IE is free. It comes with windows. It has its share of security problems but they are easily fixed and deployed. How easy do you think it will be to patch all your copies of Mozilla when something happens? And it will happen. Will you be able to use Active Directory or NT Policy patch to manage all your PC's? I assume since you don't like MS, you don't have SMS installed.
How much time do you want to "waste" getting people up to speed with a system they don't know anything about? Deploy Mozilla at home or at your friends' houses. Geek it up somewhere else.
Suck it up and go with MS - you might not like it, but all the people you support - your CUSTOMERS for all intents & purposes might not like Mozilla. They know how to use IE. They don't want to learn anything new. They'll resent you if you take away their ability to use their Palms.
My $0.02, to be sure, but look at the big picture. It's great to stand up for and support what you believe in, but I have yet to hear a good solid argument for the kind of thing you're trying to do.
It is official; Netcraft confirms: Mozilla is dying
One more crippling bombshell hit the already beleaguered Mozilla community when IDC confirmed that Mozilla market share has dropped yet again, now down to less than a fraction of 1 percent of all web browsers.
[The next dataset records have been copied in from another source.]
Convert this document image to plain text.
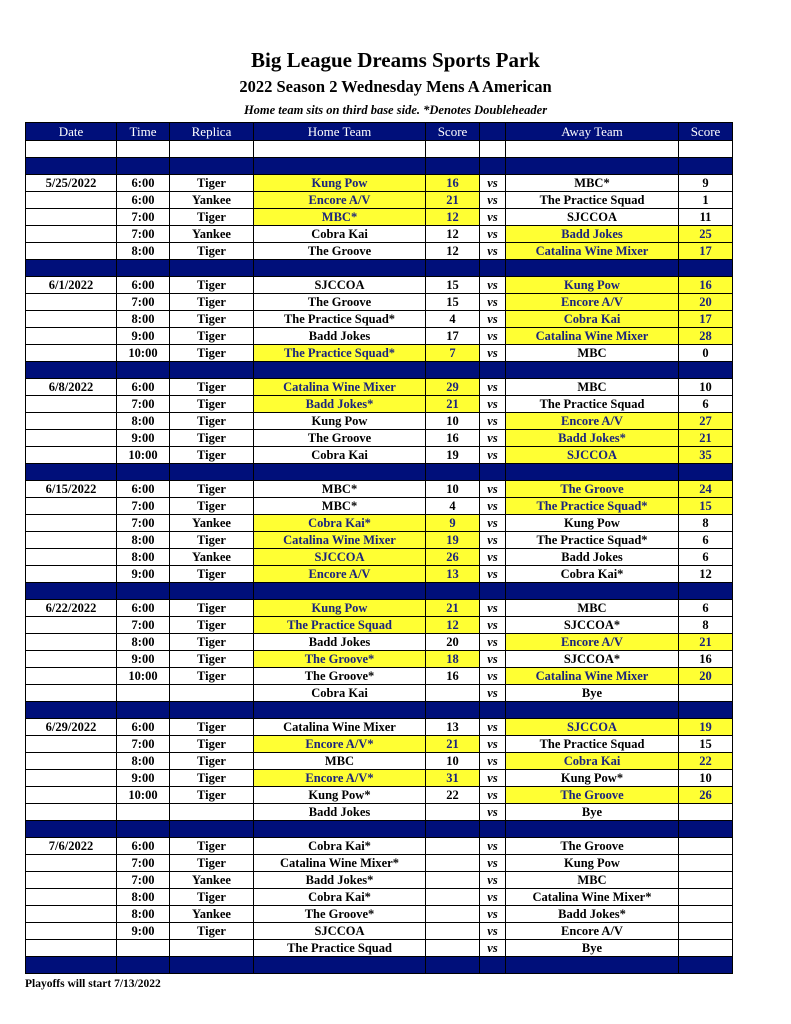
Big League Dreams Sports Park
2022 Season 2 Wednesday Mens A American
Home team sits on third base side. *Denotes Doubleheader
Date	Time	Replica	Home Team	Score		Away Team	Score

5/25/2022	6:00	Tiger	Kung Pow	16	vs	MBC*	9
	6:00	Yankee	Encore A/V	21	vs	The Practice Squad	1
	7:00	Tiger	MBC*	12	vs	SJCCOA	11
	7:00	Yankee	Cobra Kai	12	vs	Badd Jokes	25
	8:00	Tiger	The Groove	12	vs	Catalina Wine Mixer	17

6/1/2022	6:00	Tiger	SJCCOA	15	vs	Kung Pow	16
	7:00	Tiger	The Groove	15	vs	Encore A/V	20
	8:00	Tiger	The Practice Squad*	4	vs	Cobra Kai	17
	9:00	Tiger	Badd Jokes	17	vs	Catalina Wine Mixer	28
	10:00	Tiger	The Practice Squad*	7	vs	MBC	0

6/8/2022	6:00	Tiger	Catalina Wine Mixer	29	vs	MBC	10
	7:00	Tiger	Badd Jokes*	21	vs	The Practice Squad	6
	8:00	Tiger	Kung Pow	10	vs	Encore A/V	27
	9:00	Tiger	The Groove	16	vs	Badd Jokes*	21
	10:00	Tiger	Cobra Kai	19	vs	SJCCOA	35

6/15/2022	6:00	Tiger	MBC*	10	vs	The Groove	24
	7:00	Tiger	MBC*	4	vs	The Practice Squad*	15
	7:00	Yankee	Cobra Kai*	9	vs	Kung Pow	8
	8:00	Tiger	Catalina Wine Mixer	19	vs	The Practice Squad*	6
	8:00	Yankee	SJCCOA	26	vs	Badd Jokes	6
	9:00	Tiger	Encore A/V	13	vs	Cobra Kai*	12

6/22/2022	6:00	Tiger	Kung Pow	21	vs	MBC	6
	7:00	Tiger	The Practice Squad	12	vs	SJCCOA*	8
	8:00	Tiger	Badd Jokes	20	vs	Encore A/V	21
	9:00	Tiger	The Groove*	18	vs	SJCCOA*	16
	10:00	Tiger	The Groove*	16	vs	Catalina Wine Mixer	20
			Cobra Kai		vs	Bye	

6/29/2022	6:00	Tiger	Catalina Wine Mixer	13	vs	SJCCOA	19
	7:00	Tiger	Encore A/V*	21	vs	The Practice Squad	15
	8:00	Tiger	MBC	10	vs	Cobra Kai	22
	9:00	Tiger	Encore A/V*	31	vs	Kung Pow*	10
	10:00	Tiger	Kung Pow*	22	vs	The Groove	26
			Badd Jokes		vs	Bye	

7/6/2022	6:00	Tiger	Cobra Kai*		vs	The Groove	
	7:00	Tiger	Catalina Wine Mixer*		vs	Kung Pow	
	7:00	Yankee	Badd Jokes*		vs	MBC	
	8:00	Tiger	Cobra Kai*		vs	Catalina Wine Mixer*	
	8:00	Yankee	The Groove*		vs	Badd Jokes*	
	9:00	Tiger	SJCCOA		vs	Encore A/V	
			The Practice Squad		vs	Bye	

Playoffs will start 7/13/2022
Coming on the heels of a recent Netcraft survey which plainly states that Mozilla has lost more market share, this news serves to reinforce what we've known all along. Mozilla is collapsing in complete disarray, as fittingly exemplified by failing dead last in the recent Sys Admin comprehensive networking test.
You don't need to be a Kreskin to predict Mozilla's future. The hand writing is on the wall: Mozilla faces a bleak future. In fact there won't be any future at all for Mozilla because Mozilla is dying. Things are looking very bad for Mozilla. As many of us are already aware, Mozilla continues to lose market share. Red ink flows like a river of blood.
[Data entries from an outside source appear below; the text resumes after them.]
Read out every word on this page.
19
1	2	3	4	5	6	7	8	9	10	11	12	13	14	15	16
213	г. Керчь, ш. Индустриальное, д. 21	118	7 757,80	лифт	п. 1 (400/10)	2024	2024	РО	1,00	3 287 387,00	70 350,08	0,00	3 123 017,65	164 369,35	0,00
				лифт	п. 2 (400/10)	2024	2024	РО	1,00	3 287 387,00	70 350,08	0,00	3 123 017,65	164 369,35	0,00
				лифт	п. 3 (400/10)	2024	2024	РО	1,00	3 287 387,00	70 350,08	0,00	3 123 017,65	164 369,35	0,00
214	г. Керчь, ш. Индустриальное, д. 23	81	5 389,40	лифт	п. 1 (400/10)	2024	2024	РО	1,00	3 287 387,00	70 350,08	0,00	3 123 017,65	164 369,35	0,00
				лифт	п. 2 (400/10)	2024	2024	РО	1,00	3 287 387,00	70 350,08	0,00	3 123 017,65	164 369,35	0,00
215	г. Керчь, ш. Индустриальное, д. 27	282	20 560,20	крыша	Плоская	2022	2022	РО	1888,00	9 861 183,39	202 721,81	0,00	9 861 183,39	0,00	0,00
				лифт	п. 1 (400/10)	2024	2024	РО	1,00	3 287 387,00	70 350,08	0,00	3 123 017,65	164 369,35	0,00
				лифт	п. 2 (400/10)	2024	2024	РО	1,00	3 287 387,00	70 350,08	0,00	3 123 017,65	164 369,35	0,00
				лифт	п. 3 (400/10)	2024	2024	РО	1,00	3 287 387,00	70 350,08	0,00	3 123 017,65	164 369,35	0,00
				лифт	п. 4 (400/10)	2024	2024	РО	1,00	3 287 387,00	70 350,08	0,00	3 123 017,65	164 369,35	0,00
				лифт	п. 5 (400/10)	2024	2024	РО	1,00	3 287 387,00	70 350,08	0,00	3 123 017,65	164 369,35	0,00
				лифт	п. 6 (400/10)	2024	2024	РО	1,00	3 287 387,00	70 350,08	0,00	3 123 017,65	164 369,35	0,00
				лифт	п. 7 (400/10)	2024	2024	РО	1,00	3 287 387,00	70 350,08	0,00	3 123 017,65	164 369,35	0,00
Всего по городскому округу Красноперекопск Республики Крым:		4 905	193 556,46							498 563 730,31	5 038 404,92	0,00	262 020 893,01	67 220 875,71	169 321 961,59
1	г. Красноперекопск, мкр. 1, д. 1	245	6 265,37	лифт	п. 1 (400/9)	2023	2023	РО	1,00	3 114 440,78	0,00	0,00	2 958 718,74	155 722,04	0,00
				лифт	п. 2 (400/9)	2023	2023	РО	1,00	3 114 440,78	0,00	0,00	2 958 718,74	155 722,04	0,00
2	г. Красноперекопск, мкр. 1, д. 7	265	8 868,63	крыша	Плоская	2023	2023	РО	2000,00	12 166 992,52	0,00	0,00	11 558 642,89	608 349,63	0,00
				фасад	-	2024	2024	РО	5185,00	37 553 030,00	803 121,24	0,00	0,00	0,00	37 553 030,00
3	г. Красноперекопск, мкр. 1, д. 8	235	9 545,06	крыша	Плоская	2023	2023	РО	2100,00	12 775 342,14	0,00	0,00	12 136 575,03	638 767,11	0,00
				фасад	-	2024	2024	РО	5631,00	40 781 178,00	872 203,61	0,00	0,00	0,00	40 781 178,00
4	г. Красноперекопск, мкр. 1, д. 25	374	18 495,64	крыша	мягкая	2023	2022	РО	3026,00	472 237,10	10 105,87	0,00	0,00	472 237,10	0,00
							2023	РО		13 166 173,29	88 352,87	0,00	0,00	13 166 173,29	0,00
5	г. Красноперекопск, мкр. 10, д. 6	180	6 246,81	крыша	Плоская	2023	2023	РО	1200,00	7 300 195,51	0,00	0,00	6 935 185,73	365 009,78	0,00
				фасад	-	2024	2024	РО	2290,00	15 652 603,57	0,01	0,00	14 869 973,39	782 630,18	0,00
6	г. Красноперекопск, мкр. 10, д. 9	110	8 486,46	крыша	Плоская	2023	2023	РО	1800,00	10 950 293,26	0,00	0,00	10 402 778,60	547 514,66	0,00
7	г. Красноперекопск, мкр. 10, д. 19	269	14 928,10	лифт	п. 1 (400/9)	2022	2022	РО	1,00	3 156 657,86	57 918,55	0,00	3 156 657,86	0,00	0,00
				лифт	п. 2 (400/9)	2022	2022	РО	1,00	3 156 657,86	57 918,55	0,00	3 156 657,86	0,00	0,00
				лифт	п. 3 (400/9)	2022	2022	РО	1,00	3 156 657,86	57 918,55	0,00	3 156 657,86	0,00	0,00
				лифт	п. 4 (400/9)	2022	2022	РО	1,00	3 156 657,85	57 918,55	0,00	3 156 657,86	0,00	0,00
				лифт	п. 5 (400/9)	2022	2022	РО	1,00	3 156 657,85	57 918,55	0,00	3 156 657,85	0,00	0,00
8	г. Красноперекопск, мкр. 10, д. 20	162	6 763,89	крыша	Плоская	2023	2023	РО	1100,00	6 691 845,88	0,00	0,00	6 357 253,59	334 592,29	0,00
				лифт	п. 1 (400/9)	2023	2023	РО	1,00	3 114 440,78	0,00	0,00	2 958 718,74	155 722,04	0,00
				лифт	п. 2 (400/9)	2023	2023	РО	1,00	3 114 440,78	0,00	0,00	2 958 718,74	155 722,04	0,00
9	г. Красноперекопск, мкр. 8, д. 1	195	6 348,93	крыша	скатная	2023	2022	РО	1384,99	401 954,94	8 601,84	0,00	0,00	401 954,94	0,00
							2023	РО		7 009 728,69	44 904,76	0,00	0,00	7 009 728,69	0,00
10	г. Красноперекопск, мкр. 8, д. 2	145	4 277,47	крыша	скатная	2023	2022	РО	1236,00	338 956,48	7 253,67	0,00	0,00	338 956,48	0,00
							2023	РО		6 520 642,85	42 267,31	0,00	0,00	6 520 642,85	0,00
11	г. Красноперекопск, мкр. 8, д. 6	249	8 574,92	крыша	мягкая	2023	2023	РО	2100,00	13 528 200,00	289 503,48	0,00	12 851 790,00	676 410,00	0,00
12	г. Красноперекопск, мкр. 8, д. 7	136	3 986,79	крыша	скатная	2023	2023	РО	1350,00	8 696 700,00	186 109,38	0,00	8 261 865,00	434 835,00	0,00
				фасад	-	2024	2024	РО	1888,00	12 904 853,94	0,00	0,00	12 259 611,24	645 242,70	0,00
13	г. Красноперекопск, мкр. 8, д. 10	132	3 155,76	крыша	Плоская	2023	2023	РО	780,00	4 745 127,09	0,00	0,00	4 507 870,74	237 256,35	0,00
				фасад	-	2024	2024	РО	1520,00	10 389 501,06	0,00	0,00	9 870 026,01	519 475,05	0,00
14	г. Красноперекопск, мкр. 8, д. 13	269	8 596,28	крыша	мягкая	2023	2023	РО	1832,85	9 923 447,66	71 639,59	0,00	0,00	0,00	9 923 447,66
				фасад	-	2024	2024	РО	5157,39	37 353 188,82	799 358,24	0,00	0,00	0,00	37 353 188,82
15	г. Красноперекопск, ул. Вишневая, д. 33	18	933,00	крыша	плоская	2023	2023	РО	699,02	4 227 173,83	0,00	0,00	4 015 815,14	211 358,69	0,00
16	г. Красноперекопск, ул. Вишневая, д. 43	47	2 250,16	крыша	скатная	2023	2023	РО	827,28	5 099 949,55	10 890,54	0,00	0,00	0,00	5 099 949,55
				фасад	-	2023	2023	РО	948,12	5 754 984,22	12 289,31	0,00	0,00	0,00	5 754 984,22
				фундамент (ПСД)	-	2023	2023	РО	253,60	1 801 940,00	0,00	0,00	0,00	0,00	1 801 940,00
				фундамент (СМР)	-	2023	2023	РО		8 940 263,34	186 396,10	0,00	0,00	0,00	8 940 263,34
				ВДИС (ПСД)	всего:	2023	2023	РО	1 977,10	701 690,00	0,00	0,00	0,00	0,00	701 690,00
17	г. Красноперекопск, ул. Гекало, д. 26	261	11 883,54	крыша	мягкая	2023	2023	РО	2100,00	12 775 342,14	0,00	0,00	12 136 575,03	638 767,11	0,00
Netscape 6 is the most endangered of them all, having lost 93% of its core developers. The sudden and unpleasant departures of long time Netscape developers Jordan Hubbard and Mike Smith only serve to underscore the point more clearly. There can no longer be any doubt: Mozilla is dying.
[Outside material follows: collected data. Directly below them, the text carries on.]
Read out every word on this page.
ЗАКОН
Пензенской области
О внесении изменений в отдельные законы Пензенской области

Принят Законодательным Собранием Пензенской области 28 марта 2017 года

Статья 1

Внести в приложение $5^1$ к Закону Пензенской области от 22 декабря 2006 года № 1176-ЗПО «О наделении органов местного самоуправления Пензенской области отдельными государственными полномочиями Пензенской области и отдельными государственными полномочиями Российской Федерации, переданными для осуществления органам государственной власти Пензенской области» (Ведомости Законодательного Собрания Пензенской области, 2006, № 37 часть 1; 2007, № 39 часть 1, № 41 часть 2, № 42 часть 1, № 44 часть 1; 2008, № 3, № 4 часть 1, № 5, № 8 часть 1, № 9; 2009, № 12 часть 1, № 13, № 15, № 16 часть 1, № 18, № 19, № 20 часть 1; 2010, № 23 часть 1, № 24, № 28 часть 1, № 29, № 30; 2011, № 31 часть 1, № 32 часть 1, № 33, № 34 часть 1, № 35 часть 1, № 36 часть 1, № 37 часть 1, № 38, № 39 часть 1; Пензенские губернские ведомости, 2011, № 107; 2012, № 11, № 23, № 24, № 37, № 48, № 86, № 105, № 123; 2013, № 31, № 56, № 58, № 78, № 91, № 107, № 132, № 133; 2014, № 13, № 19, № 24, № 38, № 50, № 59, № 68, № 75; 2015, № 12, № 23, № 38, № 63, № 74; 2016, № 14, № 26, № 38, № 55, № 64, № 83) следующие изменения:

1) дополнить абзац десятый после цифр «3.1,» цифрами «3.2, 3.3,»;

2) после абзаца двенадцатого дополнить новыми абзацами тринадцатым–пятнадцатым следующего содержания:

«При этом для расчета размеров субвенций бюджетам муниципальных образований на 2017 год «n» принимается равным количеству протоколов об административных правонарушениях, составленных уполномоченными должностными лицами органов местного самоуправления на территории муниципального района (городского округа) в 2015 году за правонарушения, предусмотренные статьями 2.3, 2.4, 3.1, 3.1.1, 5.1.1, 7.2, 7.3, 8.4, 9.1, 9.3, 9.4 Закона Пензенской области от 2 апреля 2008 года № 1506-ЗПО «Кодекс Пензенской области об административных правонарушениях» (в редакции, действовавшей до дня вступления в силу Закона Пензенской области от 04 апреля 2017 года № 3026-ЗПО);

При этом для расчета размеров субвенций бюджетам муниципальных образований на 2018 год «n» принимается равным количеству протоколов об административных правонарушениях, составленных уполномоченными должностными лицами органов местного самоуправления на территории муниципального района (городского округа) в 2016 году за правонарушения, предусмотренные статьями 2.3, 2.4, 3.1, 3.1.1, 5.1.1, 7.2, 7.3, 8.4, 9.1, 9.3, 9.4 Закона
Let's keep to the facts and look at the numbers.
Mozilla.org leader Theo states that there are 7000 users of Mozilla. How many users of Galeon are there? Let's see. The number of Mozilla versus Galeon posts on Usenet is roughly in ratio of 5 to 1. Therefore there are about 7000/5 = 1400 Galeon users. Chimera posts on Usenet are about half of the volume of Galeon posts. Therefore there are about 700 users of Chimera. A recent article put Netscape 6 at about 80 percent of the Mozilla market. Therefore there are (7000+1400+700)*4 = 36400 Netscape 6 users. This is consistent with the number of Netscape 6 usenet posts.
Due to the troubles of Mozilla, abysmal sales and so on, Netscape went out of business and will probably be taken over by AOL who sell another troubled browser. Now AOL is also dead, its corpse turned over to yet another charnel house.
All major surveys show that Mozilla has steadily declined in market share. Mozilla is very sick and its long term survival prospects are very dim. If Mozilla is to survive at all it will be among browser dilettante dabblers. Mozilla continues to decay. Nothing short of a miracle could save it at this point in time. For all practical purposes, Mozilla is dead.